TSV Ebersberg Jugendstadion

Tobias Trenkler und seine Teamkollegen ziehen sich in den Containern um.

(Foto: Peter Hinz-Rosin)

Auch Florian Huber, zweiter Abteilungsleiter des TSV, war geschockt, als er die "Verwüstung" nach der Überschwemmung gesehen hat. Mit seinen 31 Jahren ist einer der dienstältesten im Verein, der noch aktiv spielt, diese Saison hat er in allen drei Teams des TSV ausgeholfen. 25 Jahre TSV Ebersberg, 25 Jahre Jugendstadion. "Im Prinzip habe ich dort meine Kindheit verbracht", erzählt Huber. Später war er dann selbst Trainer vom Ebersberger Fußballnachwuchs. Auf den Trainingsplätzen des TSV wird es schon mal eng, umso wichtiger war der Rasen am Volksfestplatz, meist reserviert für den Nachwuchs, fürs Training und für Punktspiele. Den Fußballplatz gibt es immer noch, nur dass man dort jetzt nicht mehr aus den Katakomben auf den Rasen geht.

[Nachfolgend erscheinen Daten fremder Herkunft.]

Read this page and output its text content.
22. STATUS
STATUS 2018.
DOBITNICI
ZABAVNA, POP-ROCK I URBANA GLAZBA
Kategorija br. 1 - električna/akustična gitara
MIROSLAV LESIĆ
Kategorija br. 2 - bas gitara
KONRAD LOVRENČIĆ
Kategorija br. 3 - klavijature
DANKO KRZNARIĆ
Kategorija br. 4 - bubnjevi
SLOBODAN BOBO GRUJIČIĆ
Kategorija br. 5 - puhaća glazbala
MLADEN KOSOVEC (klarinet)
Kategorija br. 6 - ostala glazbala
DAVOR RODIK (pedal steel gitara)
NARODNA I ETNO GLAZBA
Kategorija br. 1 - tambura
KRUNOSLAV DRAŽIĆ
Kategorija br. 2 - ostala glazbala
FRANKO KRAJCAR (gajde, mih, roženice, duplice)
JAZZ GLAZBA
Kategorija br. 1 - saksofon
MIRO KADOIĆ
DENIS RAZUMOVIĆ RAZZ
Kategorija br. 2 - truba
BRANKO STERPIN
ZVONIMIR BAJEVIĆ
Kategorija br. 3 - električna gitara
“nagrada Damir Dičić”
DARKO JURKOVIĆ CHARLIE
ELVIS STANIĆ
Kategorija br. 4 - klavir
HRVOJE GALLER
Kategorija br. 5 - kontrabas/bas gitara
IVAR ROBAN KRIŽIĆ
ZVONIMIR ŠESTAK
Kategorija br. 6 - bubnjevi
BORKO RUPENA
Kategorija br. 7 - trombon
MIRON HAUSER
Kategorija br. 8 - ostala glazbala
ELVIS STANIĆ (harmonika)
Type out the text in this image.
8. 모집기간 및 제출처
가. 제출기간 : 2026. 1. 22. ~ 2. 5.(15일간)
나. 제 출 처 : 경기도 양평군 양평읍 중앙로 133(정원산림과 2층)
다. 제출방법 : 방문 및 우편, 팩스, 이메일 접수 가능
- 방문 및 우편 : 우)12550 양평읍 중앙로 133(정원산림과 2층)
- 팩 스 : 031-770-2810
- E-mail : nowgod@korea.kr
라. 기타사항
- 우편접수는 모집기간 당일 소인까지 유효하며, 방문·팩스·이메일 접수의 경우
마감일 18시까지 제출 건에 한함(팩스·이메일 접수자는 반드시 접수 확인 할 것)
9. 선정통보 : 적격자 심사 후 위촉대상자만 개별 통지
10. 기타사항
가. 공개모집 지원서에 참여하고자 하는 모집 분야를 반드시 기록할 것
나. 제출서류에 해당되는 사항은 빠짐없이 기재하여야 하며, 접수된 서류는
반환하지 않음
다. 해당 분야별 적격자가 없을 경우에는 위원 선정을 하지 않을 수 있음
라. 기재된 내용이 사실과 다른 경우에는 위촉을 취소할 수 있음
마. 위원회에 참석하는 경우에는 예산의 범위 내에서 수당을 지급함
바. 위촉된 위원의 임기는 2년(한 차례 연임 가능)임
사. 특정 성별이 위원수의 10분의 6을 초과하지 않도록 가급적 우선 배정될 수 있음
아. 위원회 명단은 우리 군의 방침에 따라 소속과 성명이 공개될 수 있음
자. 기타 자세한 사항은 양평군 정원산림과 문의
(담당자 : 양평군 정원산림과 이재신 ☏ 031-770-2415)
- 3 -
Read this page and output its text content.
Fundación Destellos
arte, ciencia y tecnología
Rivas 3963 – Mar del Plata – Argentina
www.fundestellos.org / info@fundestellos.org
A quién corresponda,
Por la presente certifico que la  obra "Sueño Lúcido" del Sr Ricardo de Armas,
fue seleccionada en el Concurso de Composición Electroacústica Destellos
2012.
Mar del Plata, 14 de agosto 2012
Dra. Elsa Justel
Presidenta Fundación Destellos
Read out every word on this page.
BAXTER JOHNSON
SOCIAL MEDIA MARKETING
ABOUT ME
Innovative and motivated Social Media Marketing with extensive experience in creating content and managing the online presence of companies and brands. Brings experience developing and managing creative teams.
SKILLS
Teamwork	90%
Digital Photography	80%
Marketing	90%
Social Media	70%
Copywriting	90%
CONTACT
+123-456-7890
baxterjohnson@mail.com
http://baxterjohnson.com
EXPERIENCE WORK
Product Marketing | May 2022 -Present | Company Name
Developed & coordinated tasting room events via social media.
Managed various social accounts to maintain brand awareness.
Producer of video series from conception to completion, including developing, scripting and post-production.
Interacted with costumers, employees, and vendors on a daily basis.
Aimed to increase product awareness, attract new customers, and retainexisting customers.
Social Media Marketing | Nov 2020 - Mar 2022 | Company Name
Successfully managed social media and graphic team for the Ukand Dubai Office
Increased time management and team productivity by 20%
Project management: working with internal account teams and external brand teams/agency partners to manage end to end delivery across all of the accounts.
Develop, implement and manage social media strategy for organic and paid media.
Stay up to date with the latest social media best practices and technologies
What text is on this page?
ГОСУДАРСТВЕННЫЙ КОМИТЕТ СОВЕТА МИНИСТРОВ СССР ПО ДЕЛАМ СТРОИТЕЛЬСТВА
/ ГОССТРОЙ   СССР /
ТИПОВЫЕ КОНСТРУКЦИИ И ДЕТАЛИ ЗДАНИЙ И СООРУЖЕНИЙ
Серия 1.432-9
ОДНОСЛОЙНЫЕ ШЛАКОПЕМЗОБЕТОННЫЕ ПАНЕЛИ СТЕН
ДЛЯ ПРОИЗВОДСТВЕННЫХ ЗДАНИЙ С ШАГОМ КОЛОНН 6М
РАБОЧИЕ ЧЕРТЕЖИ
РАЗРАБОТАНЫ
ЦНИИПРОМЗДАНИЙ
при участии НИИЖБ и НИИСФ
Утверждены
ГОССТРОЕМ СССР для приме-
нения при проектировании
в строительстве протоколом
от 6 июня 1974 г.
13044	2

"Die Tribüne war schon ein Hingucker", sagt Thomas Gröninger, Spieler der zweiten Mannschaft. Für den 22-Jährigen hängen viele Kindheitserinnerungen am Ebersberger Jugendstadion, in der F- und der E-Jugend wurde er hier Meister. Wie er hofften viele TSV-Mitglieder, dass man die Tribüne samt Kabinen retten und sanieren kann, diesen Ort, wo schon so vielen Zuschauer packende Spiele erlebten, wo Eltern ihre Kinder anfeuerten. Doch ein Statiker bestätigte, was viele befürchtet hatten: die Holztribüne musste abgerissen werden.

Der Sport im Ort: Bis vor einem halben Jahr stand das Jugendstadion des TSV Ebersberg noch.

Bis vor einem halben Jahr stand das Jugendstadion des TSV Ebersberg noch.

(Foto: Christian Endt)

Zeit, in Trauer zu verfallen, habe man nicht wirklich gehabt, sagt der zweite Abteilungsleiter Huber. Um Kosten zu sparen, musste in Eigenarbeit alles raus. "Metalle, Kabel, Duscheinrichtungen, Türrahmen" erzählt Gröninger. Die Resonanz bei den Vorbereitungen für den Abriss war dabei groß: Spieler der drei Männermannschaften, Trainer, Freiwillige und Jugendspieler halfen mit, so gut sie konnten. Traurig war dann der Moment, "als der Bagger kam und die Tribüne zusammengefahren hat", erinnert sich Mayer. "Die Tribüne, wo man nach dem Training noch zusammensitzen und ein Bierchen trinken konnte, fehlt schon", sagt Gröninger.

Für Christoph Leitner, Spieler in Ebersbergs zweiter Mannschaft, hatte das Stadion mit seiner Tribüne "Kultstatus", auch der 27-Jährige hat sein gesamtes Fußballerleben nur in Grün-Weiß gespielt. Die Lösung mit den Containern findet er gut, allerdings passen sie "nicht ins Jugendstadion", findet er, nicht an diesen nostalgischen Ort. "Das Beschweren über die Duschen fehlt, das hat einfach dazugehört", fügt er hinzu und lacht. Für die Zukunft wünscht er sich, dass vielleicht wieder eine passende Tribüne gebaut wird, "die an das Jugendstadion erinnert".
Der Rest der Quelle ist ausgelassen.